Mais ce qui a étonné les chercheurs a été la forte baisse d'incidences de cancer du sein chez les femmes traitées : 71 % de moins que dans le groupe témoin !
Une autre étude internationale nommée Core a été mise en route un an après, sur 5 213 femmes ménopausées ostéoporotiques.
Cette dernière étude a été conduite aussi en double aveugle et durant quatre ans.
Là encore, les résultats viennent de démontrer une forte baisse (de 66 %) de la survenue des cancers mammaires dans le groupe traité par rapport au groupe témoin. Il s'agit là de conclusions très encourageantes qui nécessitent, bien sûr, d'être confirmées par d'autres essais actuellement en cours.
Des effets secondaires ont-ils été observés avec ce traitement ? Oui, mais ils ont été plutôt rares. Des bouffées de chaleur et des crampes.
Durant les huit ans où se sont déroulées les deux études, on n'a pas noté d'augmentation de saignements ou de cancers utérins.
Il faut cependant citer une contre-indication importante : un risque de thrombose veineuse. Chez les femmes ayant eu une phlébite, une embolie pulmonaire ou porteuses d'une déficience génétique de certains facteurs de coagulation sanguine, ce risque est multiplié par deux. Aux femmes à risque de thrombose ne pouvant bénéficier du raloxifène, que propose-t-on ? On peut leur prescrire des biphosphonates qui se prennent en comprimés. Ce traitement, habituellement réservé aux patientes présentant un risque de fracture du col du fémur, est aussi très efficace pour prévenir celui de la colonne vertébrale.
Avec ces derniers résultats, pensez-vous qu'on va prescrire du raloxifène aux femmes ménopausées à risque de cancer du sein, ce qui aurait en même temps l'avantage de les protéger contre l'ostéoporose ? Pour l'instant non, car nous attendons les confirmations des études en cours.
Mais il est permis d'espérer que cette molécule, bien tolérée par l'organisme, soit proposée, dans un avenir proche, comme arme supplémentaire dans la prévention des cancers mammaires.
Le raloxifène est-il remboursé par la Sécurité sociale ? Oui, si la patiente a déjà été victime d'une fracture ostéoporotique, mais pas s'il s'agit d'administrer ce produit seulement dans un but préventif. A notre avis, il faudrait rapidement rectifier cette disposition.
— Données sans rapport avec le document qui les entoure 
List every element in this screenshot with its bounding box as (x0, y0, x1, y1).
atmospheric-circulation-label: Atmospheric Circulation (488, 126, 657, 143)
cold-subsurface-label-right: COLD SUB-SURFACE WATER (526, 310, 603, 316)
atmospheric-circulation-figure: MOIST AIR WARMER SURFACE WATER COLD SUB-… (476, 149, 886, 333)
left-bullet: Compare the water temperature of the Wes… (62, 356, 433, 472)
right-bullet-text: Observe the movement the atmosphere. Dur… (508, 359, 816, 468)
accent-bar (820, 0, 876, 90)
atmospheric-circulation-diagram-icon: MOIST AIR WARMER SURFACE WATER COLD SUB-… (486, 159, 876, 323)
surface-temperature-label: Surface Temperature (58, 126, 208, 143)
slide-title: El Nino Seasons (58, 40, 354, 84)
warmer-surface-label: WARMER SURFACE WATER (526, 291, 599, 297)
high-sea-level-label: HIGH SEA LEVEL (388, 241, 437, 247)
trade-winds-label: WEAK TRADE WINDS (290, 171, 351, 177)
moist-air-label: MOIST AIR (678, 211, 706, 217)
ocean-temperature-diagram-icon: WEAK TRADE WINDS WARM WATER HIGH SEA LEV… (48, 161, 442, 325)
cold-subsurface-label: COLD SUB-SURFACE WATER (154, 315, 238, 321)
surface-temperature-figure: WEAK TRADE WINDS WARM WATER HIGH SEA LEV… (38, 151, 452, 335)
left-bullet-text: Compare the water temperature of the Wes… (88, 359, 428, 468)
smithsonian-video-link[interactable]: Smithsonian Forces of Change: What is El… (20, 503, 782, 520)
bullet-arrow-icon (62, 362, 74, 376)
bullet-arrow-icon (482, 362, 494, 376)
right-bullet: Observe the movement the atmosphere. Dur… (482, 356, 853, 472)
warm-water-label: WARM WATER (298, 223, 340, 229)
Depuis août 2006, il est remboursé par la sécurité sociale ( voir les infos ici )
Au niveau de la recherche, sur quelles nouvelles molécules travaille-t-on pour protéger les femmes ménopausées à la fois de l'ostéoporose et du cancer mammaire ? D'autres produits de la famille des Serm sont actuellement à l'étude. Tous sont censés avoir la même action : verrouiller les récepteurs aux oestrogènes des seins et de l'utérus, activer les récepteurs oestrogéniques du squelette, tout en effaçant les éventuels symptômes de la ménopause.